🤖 AI Summary
Existing Theory of Mind (ToM) benchmarks are largely confined to static textual scenarios, failing to capture the dynamic, embodied, and multi-agent nature of real-world social interactions.
Method: We introduce the first embodied, multi-agent ToM benchmark for complex social reasoning, integrating first-person real-time multimodal perception with third-person global observation to establish a hierarchical mental-state inference evaluation framework. Leveraging the SoMi simulation environment, we construct a challenging multimodal dataset comprising 35 videos, 363 images, and 1,225 expert-annotated multiple-choice questions.

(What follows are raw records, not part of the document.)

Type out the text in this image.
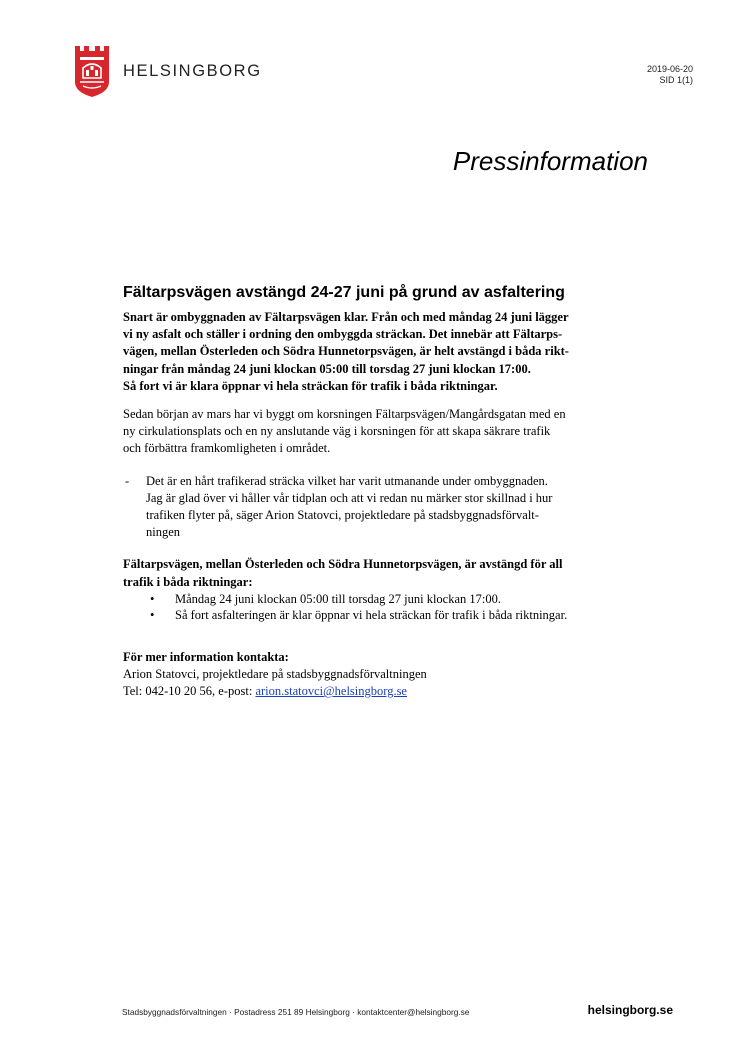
HELSINGBORG	2019-06-20
SID 1(1)
Pressinformation
Fältarpsvägen avstängd 24-27 juni på grund av asfaltering
Snart är ombyggnaden av Fältarpsvägen klar. Från och med måndag 24 juni lägger
vi ny asfalt och ställer i ordning den ombyggda sträckan. Det innebär att Fältarps-
vägen, mellan Österleden och Södra Hunnetorpsvägen, är helt avstängd i båda rikt-
ningar från måndag 24 juni klockan 05:00 till torsdag 27 juni klockan 17:00.
Så fort vi är klara öppnar vi hela sträckan för trafik i båda riktningar.
Sedan början av mars har vi byggt om korsningen Fältarpsvägen/Mangårdsgatan med en
ny cirkulationsplats och en ny anslutande väg i korsningen för att skapa säkrare trafik
och förbättra framkomligheten i området.
- Det är en hårt trafikerad sträcka vilket har varit utmanande under ombyggnaden.
Jag är glad över vi håller vår tidplan och att vi redan nu märker stor skillnad i hur
trafiken flyter på, säger Arion Statovci, projektledare på stadsbyggnadsförvalt-
ningen
Fältarpsvägen, mellan Österleden och Södra Hunnetorpsvägen, är avstängd för all
trafik i båda riktningar:
• Måndag 24 juni klockan 05:00 till torsdag 27 juni klockan 17:00.
• Så fort asfalteringen är klar öppnar vi hela sträckan för trafik i båda riktningar.
För mer information kontakta:
Arion Statovci, projektledare på stadsbyggnadsförvaltningen
Tel: 042-10 20 56, e-post: arion.statovci@helsingborg.se
Stadsbyggnadsförvaltningen · Postadress 251 89 Helsingborg · kontaktcenter@helsingborg.se	helsingborg.se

Contribution/Results: Experiments reveal that state-of-the-art vision-language models underperform humans by 40.1% on first-person ToM tasks and by 26.4% on third-person ToM tasks, highlighting critical deficiencies in modeling dynamic social cognition. This work establishes a novel, scalable paradigm for evaluating embodied ToM, providing both methodological innovation and a publicly accessible benchmark.
📝 Abstract
Humans continuously infer the states, goals, and behaviors of others by perceiving their surroundings in dynamic, real-world social interactions. However, most Theory of Mind (ToM) benchmarks only evaluate static, text-based scenarios, which have a significant gap compared to real interactions. We propose the SoMi-ToM benchmark, designed to evaluate multi-perspective ToM in embodied multi-agent complex social interactions. This benchmark is based on rich multimodal interaction data generated by the interaction environment SoMi, covering diverse crafting goals and social relationships. Our framework supports multi-level evaluation: (1) first-person evaluation provides multimodal (visual, dialogue, action, etc.) input from a first-person perspective during a task for real-time state inference, (2) third-person evaluation provides complete third-person perspective video and text records after a task for goal and behavior inference. This evaluation method allows for a more comprehensive examination of a model's ToM capabilities from both the subjective immediate experience and the objective global observation. We constructed a challenging dataset containing 35 third-person perspective videos, 363 first-person perspective images, and 1225 expert-annotated multiple-choice questions (three options). On this dataset, we systematically evaluated the performance of human subjects and several state-of-the-art large vision-language models (LVLMs). The results show that LVLMs perform significantly worse than humans on SoMi-ToM: the average accuracy gap between humans and models is 40.1% in first-person evaluation and 26.4% in third-person evaluation. This indicates that future LVLMs need to further improve their ToM capabilities in embodied, complex social interactions.